Mississippi was the first state to announce it would call a special session to draw new districts after the court’s decision. Mississippi’s second congressional district stretches from the Mississippi Delta through Jackson and along the western part of the state, and is Mississippi’s only reliably Democratic seat. It has a large majority Black population of over 60% with heavily Democratic voting concentrated in the Delta and the Jackson metro area. This geographic clustering of Black voters creates a reliably Democratic district even as the rest of Mississippi trends strongly Republican. As currently drawn, it serves as Mississippi’s primary Democratic anchor, while the rest of the state’s districts lean or are solidly Republican.

To make the 2nd Congressional District lean Republican, mapmakers would need to “crack” it into multiple pieces and attach each piece to surrounding white, heavily Republican regions in northern, eastern, and southern Mississippi. This would likely mean changing the 1st, 3rd, and 4th districts to make the redistribution geographically possible. If the new borders introduced roughly 60,000 Republican voters to the 2nd District in exchange for roughly 60,000 Democrats dispersed across the three other districts, this could be enough to give Republicans an edge in every race statewide (based on recent election results). On the other hand, Republicans’ majorities in the districts receiving Black voters would shrink. In some cases, this could make formerly safe Republican districts competitive in years when public opinion has already shifted in favor of the Democratic Party due, for example, to issues such as rising costs and dissatisfaction with the Iran war.

Another example of a district that could be a target is Tennessee’s 9th District, centered in Memphis and Shelby County. Located in the Southwest corner of Tennessee, it is bordered to the west by the Mississippi River and to the south by the state of Mississippi. Like Mississippi’s 2nd District, it has a majority Black population of over 60%, and elections there are typically won by Democrats by large margins.

We could see an approach similar to Mississippi’s 2nd District with mapmakers splitting Memphis into multiple pieces and attaching each portion to the surrounding heavily Republican rural and suburban counties in west and middle Tennessee. As in Mississippi, moving 60,000 Democratic voters into the 4th, 7th, and 8th districts in exchange for 60,000 Republican voters moving into the 9th District could be enough to make it slightly red based on recent election results.
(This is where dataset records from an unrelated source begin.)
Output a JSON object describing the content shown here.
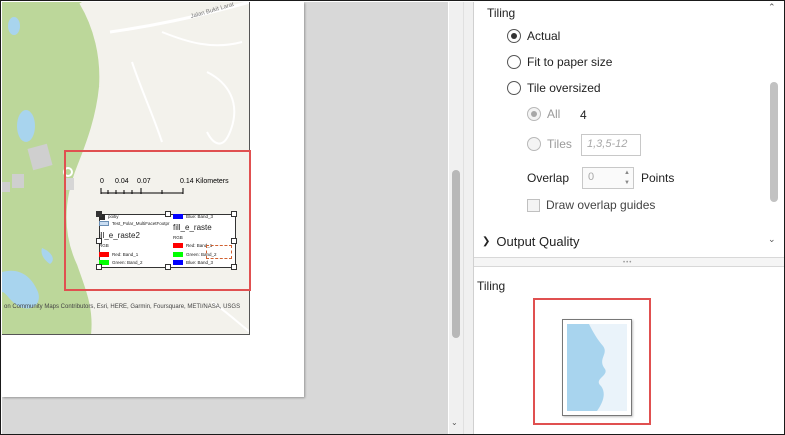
{
  "map": {
    "road_label": "Jalan Bukit Larat",
    "attribution": "on Community Maps Contributors, Esri, HERE, Garmin, Foursquare, METI/NASA, USGS"
  },
  "scale_bar": {
    "ticks": [
      "0",
      "0.04",
      "0.07",
      "0.14 Kilometers"
    ]
  },
  "legend": {
    "col1": [
      {
        "label": "poitiy",
        "color": "#2b2b2b"
      },
      {
        "label": "Test_Polar_MultiFacetFootpr",
        "color": "#c9ddf2"
      },
      {
        "label": "ill_e_raste2",
        "color": ""
      },
      {
        "label": "RGB",
        "color": ""
      },
      {
        "label": "Red: Band_1",
        "color": "#ff0000"
      },
      {
        "label": "Green: Band_2",
        "color": "#00ff00"
      }
    ],
    "col2": [
      {
        "label": "Blue: Band_3",
        "color": "#0000ff"
      },
      {
        "label": "fill_e_raste",
        "color": ""
      },
      {
        "label": "RGB",
        "color": ""
      },
      {
        "label": "Red: Band_1",
        "color": "#ff0000"
      },
      {
        "label": "Green: Band_2",
        "color": "#00ff00"
      },
      {
        "label": "Blue: Band_3",
        "color": "#0000ff"
      }
    ]
  },
  "panel": {
    "tiling_section_label": "Tiling",
    "options": {
      "actual": "Actual",
      "fit": "Fit to paper size",
      "tile_oversized": "Tile oversized"
    },
    "all_label": "All",
    "all_value": "4",
    "tiles_label": "Tiles",
    "tiles_placeholder": "1,3,5-12",
    "overlap_label": "Overlap",
    "overlap_value": "0",
    "overlap_unit": "Points",
    "draw_guides_label": "Draw overlap guides",
    "output_quality_label": "Output Quality",
    "preview_title": "Tiling"
  },
  "colors": {
    "highlight": "#e05050",
    "water": "#a8d4ee",
    "vegetation": "#bcd79a"
  }
}
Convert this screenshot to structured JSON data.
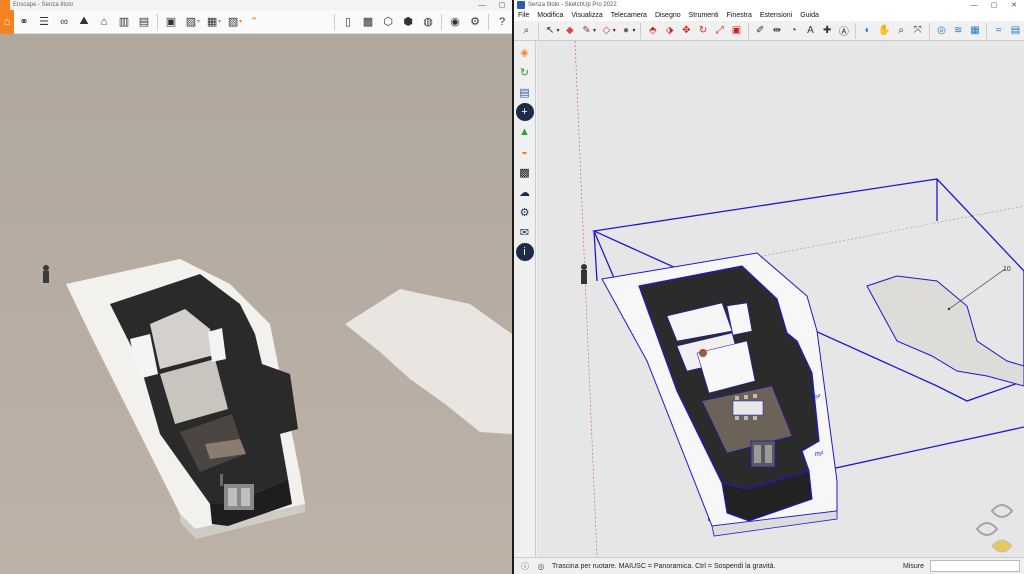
{
  "enscape": {
    "title": "Enscape - Senza titolo",
    "toolbar_icons": [
      "home-icon",
      "link-icon",
      "list-icon",
      "binoculars-icon",
      "mountain-icon",
      "panorama-icon",
      "books-icon",
      "clapper-icon",
      "render-icon",
      "image-export-icon",
      "exe-export-icon",
      "web-export-icon",
      "collapse-icon",
      "map-icon",
      "video-editor-icon",
      "cube-icon",
      "materials-icon",
      "view-management-icon",
      "visual-settings-icon",
      "settings-icon",
      "help-icon"
    ],
    "window_controls": [
      "—",
      "▢",
      "✕"
    ]
  },
  "sketchup": {
    "title": "Senza titolo - SketchUp Pro 2022",
    "menu": [
      "File",
      "Modifica",
      "Visualizza",
      "Telecamera",
      "Disegno",
      "Strumenti",
      "Finestra",
      "Estensioni",
      "Guida"
    ],
    "window_controls": [
      "—",
      "▢",
      "✕"
    ],
    "viewport_labels": {
      "dim_right": "10",
      "area_a": "m²",
      "area_b": "m²"
    },
    "status": {
      "message": "Trascina per ruotare. MAIUSC = Panoramica. Ctrl = Sospendi la gravità.",
      "measure_label": "Misure",
      "measure_value": ""
    }
  },
  "colors": {
    "enscape_orange": "#f58220",
    "selection_blue": "#1a1ad6",
    "ground_tan": "#b9aea4",
    "su_ground": "#e4e4e4"
  }
}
By distributing Democratic voters across multiple districts, each resulting seat would have a Republican-leaning profile, potentially producing an all-Republican congressional delegation but at the price of reducing the number of safe Republican seats. This is why Republican incumbents often resist redistricting plans that would make their hold on their districts less secure.

In each example, the Democratic district would become less Democratic, but the surrounding Republican districts would also become more Democratic and thus have less room for error. This is especially dangerous in a year where there appears to be a “blue wave” on the horizon. Breaking up Black districts means that those Black voters would have to go elsewhere, and there are Democratic voters in even the most conservative congressional districts.

The ultimate electoral impact

This Supreme Court decision may still end up being a political victory for Republicans, but it isn’t as straightforward as it looks. Democrats should put away their sackcloth and ashes, and Republicans shouldn’t pop the champagne corks just yet. GOP efforts to gerrymander congressional districts by redistributing Democratic voters could backfire if large numbers of voters reject Trump’s policies and overall job performance, and that electoral wave outweighs the impact of the new district lines.